Выставка в Киеве была поэтичным событием. Здесь мое поэтическое творчество развернулось, и мной было написано несколько прекрасных стихотворений, Сообщество супругов Экстер помогло моей поэтической работе. Здесь встретился с поэтами Эллис и Никоновым. О пребывании в Киеве можно написать книгу…
А. А. Экстер выставила «Швейцарию». В ее холстах была зеленая холодность. Ранее Наталия Сергеевна Гончарова на «Венок Стефанос» выставила пастели под Борисова-Мусатова. Работы моего брата Владимира были ударами топора, кромсавшими старое… Среди выставки лежал кусок глины, побывавший в руках талантливейшего Бромирского, юного друга и ученика Врубеля. Фон-Визен и Кнабэ – того периода, два чудных мастера – дарившие тонкостью в своих холстах. Критика Киева недоумевающе облила грязью.
Я и брат Володя уехали в январе из Киева в Питер. У Кульбина встретились с Каменским. Лентулов за это время женился на Марии Петровне Рукиной из Нижнего Новгорода, милой купецкой дочери.
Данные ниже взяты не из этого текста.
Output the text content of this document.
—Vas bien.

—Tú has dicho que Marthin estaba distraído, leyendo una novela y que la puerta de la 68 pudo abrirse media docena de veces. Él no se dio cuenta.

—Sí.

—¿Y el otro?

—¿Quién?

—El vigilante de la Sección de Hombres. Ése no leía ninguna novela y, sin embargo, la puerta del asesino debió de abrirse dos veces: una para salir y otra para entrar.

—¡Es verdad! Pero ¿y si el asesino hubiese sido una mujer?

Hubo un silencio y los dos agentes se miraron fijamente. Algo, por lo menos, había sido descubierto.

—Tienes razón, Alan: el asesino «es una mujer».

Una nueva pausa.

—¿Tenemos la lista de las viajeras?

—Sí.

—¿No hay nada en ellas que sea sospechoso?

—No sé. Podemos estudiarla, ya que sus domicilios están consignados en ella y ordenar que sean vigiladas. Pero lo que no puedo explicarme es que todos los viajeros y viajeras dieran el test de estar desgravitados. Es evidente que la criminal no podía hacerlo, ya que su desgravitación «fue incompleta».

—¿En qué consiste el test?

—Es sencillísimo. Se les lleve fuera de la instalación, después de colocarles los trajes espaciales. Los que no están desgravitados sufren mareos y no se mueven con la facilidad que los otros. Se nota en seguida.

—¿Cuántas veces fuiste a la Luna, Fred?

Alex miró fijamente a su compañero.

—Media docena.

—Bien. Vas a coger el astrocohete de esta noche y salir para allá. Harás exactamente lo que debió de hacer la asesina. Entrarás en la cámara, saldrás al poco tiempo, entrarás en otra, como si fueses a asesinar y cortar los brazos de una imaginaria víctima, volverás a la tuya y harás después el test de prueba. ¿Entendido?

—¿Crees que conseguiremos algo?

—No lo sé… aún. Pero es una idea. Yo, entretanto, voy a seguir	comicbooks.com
Вася искал помещение для выставки. Справили весело масленицу; вейки по оттепельному льду позванивали. Казалось: не столицей едешь, а дебрями лесов новгородских…
Ходил пешком каждую ночь с Солдатской улицы, на Петербургской стороне, на Средний проспект, к себе в комнату, что была описана ранее.
В марте месяце была открыта на 6 недель выставка на Фонтанке. Николай Николаевич у кассы, хороший человек, знакомый еще из Козырщины Екатеринославской губернии, где он учил моих младших сестер в 1906 году.
Уже тогда полюбил я Василия Каменского. Он познакомил с Борисом Григорьевым, возводившим фундаменты своей мировой ныне славы. Вася Каменский жил со вдовой, имевшей деньжата и двух мальчишек. Найдя помещение, уехал с ней в Пермь (она была из Перми)…
Аристарх Лентулов называл Каменского «Васька» и подписал с ним условие: «за работу Каменскому полагается гонорар»… Но сколько и что именно было обещано, не указывалось. Вася много смеялся и острил по этому поводу.
В эту же зиму сгруппировался «Венок» Карева, Львова, Гауша и К°; это были истые художники, но очень осторожные, избегавшие бросать камнями в идолов общепризнанного. А. Н. Бенуа расхвалил их, ставя в пример нашей братии. Это меня обозлило, и я решил наложить Бенуа. Был выпущен листок против Бенуа «В защиту импрессионизма»; (его копий не сохранилось, но на год позже был опять выпущен листок против Бенуа, и он был напечатан в последнем номере «Золотого Руна»); Ларионов приписал его Городецкому, чтобы моей фамилии не упоминать.
В печати выставку зверски изругали. В газетах критики требовали вмешательства полиции. А. Н. Бенуа выступил в «Речи» с защитой против таких «крайних мер», но настоящей поддержки мы в нем не нашли.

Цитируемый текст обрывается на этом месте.